Die beiden eingebrachten Gesetzentwürfe enthielten "viele vernünftige Maßnahmen, die wir durchaus unterstützen können", sagte Unions-Parlamentsgeschäftsführer Thorsten Frei (CDU) im Anschluss an Faesers Rede. Die Union werde diese deshalb "konstruktiv begleiten". Frei betonte: "Wir haben ein Interesse, dass die Teile, die wirklich für mehr Sicherheit in Deutschland sorgen, zügig durchs Parlament gehen."
Merz macht Regierung neues Angebot
Der Unionspolitiker sparte aber zugleich auch nicht an Kritik: Im Gesetzespaket stehe "viel Wichtiges drin, aber wichtig ist eben auch, was fehlt". Notwendig sei es, "die illegale Migration nach Deutschland möglichst zu stoppen", sagte Frei weiter. Dafür seien Zurückweisungen an der Grenze "das einzige probate Mittel".
Gleichzeitig machte CDU-Chef Friedrich Merz der Ampel-Regierung ein neues Angebot: Er schlage vor, Zurückweisungen ab dem 1. Oktober drei Monate lang vorzunehmen, sagte der Oppositionsführer der Funke-Mediengruppe. Dies hätte eine Signalwirkung und würde den Zustrom nach Deutschland in kürzester Zeit stark reduzieren. "Nach den drei Monaten ziehen wir dann Bilanz." Die Bundesregierung werde vielleicht dann erkennen, dass dies der richtige Weg sei.
Faeser rechtfertigt Grenzkontrollen gegenüber EU-Kommission
Unterdessen wurde bekannt, dass Faeser in einem Schreiben an die EU-Kommission die Ausweitung der Kontrollen auf alle deutschen Grenzen mit der Migrations- und Sicherheitslage gerechtfertigt hat. Die Ressourcen von Bund und Ländern zur Aufnahme und Versorgung von Flüchtlingen seien "nahezu erschöpft" und stießen "an die Grenzen des Leistbaren", schrieb Faeser darin.
Eine "Überforderung des (solidarischen) Gemeinwesens" müsse verhindert werden. "Die Schaffung zusätzlicher Unterkünfte ist nicht unbegrenzt möglich", schrieb Faeser in dem Schreiben, das auf den Montag datiert ist, als die Ministerin die Ausweitung der Grenzkontrollen angekündigt hatte. "Kein Staat der Welt kann unbegrenzt Flüchtlinge aufnehmen." Und der Migrationsdruck werde voraussichtlich "unvermindert hoch bleiben".
In bestimmten Fällen können andere Länder aber die Durchführung der Asylverfahren übernehmen - etwa aus humanitären Gründen. Das Dublin-Abkommen gilt seit dem 1. September 1997.

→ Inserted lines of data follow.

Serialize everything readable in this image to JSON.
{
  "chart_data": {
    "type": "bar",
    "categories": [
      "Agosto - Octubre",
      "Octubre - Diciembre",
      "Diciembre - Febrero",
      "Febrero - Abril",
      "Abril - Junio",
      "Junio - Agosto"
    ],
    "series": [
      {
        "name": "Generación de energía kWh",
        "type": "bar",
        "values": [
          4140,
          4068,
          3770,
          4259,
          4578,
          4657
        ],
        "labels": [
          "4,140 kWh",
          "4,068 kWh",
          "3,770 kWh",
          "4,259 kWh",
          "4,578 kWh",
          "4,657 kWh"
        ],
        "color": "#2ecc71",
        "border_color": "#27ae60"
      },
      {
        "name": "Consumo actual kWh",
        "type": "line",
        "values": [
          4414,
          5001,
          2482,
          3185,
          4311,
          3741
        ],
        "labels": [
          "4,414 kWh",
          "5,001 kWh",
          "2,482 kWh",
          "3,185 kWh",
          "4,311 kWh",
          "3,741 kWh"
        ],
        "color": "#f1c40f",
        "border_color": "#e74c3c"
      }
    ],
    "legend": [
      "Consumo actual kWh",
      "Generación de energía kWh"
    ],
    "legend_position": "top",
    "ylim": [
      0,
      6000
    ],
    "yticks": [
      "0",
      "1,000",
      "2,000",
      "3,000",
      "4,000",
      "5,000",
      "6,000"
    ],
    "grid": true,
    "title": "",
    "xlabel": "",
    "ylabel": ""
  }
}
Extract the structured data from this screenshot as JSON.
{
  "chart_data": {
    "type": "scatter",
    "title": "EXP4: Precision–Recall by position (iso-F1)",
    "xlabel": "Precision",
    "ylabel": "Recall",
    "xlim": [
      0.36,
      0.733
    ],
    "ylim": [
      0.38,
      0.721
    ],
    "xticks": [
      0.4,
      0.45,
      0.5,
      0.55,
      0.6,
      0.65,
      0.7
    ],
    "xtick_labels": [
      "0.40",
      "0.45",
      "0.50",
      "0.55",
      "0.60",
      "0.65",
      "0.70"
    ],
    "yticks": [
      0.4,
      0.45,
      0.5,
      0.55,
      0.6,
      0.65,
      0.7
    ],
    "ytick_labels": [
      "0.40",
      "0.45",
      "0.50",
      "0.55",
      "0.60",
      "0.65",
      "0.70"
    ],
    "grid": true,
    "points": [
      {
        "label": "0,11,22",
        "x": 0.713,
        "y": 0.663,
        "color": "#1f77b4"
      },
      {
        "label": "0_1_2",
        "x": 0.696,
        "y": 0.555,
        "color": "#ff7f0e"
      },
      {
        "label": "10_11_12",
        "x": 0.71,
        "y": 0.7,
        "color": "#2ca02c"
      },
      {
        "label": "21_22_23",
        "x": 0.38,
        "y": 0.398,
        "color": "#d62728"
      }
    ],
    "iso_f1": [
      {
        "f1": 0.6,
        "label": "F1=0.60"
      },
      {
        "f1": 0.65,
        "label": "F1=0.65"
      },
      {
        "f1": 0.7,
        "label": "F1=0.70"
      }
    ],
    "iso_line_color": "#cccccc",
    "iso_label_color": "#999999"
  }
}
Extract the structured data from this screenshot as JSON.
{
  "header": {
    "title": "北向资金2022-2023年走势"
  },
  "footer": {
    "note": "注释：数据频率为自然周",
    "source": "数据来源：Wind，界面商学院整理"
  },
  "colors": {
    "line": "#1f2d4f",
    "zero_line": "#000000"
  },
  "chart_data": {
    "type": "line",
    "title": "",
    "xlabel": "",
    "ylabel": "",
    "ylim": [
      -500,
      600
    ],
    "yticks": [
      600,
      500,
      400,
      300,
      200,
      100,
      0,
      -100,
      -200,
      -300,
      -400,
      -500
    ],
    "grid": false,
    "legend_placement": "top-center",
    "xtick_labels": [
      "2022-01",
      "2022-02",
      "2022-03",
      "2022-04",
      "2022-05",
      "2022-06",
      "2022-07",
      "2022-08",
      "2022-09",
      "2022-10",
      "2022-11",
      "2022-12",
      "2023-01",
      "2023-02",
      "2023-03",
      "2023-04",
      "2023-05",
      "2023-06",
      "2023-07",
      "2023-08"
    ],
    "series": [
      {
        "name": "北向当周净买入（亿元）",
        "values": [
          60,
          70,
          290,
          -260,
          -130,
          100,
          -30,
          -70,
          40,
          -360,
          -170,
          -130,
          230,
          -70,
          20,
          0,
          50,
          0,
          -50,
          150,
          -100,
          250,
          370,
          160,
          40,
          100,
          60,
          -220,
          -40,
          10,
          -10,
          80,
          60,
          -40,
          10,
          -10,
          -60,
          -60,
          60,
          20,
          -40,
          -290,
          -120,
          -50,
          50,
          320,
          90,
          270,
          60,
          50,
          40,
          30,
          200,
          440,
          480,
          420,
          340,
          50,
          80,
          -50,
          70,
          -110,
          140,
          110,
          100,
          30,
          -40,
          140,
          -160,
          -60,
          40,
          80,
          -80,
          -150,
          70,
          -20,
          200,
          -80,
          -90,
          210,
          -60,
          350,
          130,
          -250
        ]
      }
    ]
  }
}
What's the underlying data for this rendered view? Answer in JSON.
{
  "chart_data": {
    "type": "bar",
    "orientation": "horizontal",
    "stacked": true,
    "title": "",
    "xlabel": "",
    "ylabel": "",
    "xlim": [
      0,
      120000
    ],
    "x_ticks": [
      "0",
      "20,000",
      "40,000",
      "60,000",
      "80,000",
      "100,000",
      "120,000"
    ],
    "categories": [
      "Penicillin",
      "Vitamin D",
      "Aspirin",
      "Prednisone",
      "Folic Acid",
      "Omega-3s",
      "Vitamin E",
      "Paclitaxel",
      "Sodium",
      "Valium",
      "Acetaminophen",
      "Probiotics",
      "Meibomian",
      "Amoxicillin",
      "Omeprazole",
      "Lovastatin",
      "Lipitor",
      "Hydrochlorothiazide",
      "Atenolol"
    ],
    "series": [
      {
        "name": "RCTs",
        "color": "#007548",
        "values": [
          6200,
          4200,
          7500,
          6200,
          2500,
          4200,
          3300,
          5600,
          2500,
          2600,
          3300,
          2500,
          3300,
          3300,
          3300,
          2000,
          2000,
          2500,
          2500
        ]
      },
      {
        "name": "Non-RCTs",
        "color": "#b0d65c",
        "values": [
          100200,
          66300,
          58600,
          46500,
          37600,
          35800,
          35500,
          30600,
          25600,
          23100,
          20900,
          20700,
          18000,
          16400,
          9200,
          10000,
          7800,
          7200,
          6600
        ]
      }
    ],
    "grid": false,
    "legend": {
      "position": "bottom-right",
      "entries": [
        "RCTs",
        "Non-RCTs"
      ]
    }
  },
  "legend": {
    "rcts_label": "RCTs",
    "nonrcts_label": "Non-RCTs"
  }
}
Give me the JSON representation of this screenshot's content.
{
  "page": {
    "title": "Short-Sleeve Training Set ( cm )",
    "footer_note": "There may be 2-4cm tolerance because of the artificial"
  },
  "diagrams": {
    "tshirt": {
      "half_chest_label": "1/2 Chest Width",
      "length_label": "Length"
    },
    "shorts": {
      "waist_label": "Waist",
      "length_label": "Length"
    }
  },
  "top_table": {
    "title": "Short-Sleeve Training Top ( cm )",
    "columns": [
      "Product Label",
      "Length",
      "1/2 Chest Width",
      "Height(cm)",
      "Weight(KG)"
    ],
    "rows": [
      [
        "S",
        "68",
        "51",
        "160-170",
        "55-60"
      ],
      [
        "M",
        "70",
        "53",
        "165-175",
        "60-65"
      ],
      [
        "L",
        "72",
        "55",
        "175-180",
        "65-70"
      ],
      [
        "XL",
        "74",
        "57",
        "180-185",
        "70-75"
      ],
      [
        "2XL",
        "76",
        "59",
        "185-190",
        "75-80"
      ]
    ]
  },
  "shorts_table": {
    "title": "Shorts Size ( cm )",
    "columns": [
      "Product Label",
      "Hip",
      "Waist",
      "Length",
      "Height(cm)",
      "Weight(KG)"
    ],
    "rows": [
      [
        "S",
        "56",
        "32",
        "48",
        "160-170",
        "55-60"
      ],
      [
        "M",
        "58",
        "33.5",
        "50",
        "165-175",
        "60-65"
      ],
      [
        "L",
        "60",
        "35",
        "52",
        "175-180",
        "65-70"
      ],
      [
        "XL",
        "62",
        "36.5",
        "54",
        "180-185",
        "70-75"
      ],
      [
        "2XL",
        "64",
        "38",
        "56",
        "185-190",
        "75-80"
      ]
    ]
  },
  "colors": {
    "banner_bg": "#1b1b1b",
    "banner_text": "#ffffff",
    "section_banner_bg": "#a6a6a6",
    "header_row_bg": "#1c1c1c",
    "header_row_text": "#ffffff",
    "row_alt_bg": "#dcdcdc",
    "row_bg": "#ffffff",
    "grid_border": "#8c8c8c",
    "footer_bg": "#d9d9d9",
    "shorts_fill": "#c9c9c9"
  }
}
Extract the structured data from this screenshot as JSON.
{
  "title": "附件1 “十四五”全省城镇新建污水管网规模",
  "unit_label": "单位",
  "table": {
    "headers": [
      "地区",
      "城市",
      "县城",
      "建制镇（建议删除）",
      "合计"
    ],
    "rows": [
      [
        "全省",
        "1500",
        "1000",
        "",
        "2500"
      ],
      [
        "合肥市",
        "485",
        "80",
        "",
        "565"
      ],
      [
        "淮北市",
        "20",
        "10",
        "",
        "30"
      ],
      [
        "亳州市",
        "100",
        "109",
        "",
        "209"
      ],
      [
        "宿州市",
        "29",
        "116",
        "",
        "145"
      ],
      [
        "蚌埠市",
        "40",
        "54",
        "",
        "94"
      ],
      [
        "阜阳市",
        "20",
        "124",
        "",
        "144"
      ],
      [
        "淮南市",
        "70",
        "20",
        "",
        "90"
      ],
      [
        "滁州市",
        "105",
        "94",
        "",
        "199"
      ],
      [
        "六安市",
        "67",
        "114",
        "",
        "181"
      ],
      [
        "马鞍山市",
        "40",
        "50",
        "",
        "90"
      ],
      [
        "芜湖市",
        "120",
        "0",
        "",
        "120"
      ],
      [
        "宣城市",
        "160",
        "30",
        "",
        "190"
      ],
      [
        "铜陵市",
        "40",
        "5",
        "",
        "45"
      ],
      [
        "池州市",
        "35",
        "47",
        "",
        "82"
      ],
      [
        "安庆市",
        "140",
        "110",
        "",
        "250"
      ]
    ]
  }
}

"Neben Gefahren durch den islamistischen Terrorismus" hätten "zuletzt Vorfälle von Messer- und Gewaltkriminalität durch Geflüchtete zu einer massiven Beeinträchtigung des Sicherheitsgefühls und des inneren Friedens geführt", fuhr Faeser fort. Sie kritisierte dabei auch "die zunehmende Dysfunktionalität" des sogenannten Dublin-Systems in Europa - also die Vereinbarung, dass Flüchtlinge in dem Land ihren Asylantrag stellen müssen, wo sie als erstes europäischen Boden betreten.
Die Ministerin appellierte an Brüssel, "dass wir gemeinsam weiterhin energisch und kraftvoll daran arbeiten, hier sichtbare und rasche Fortschritte zu erzielen".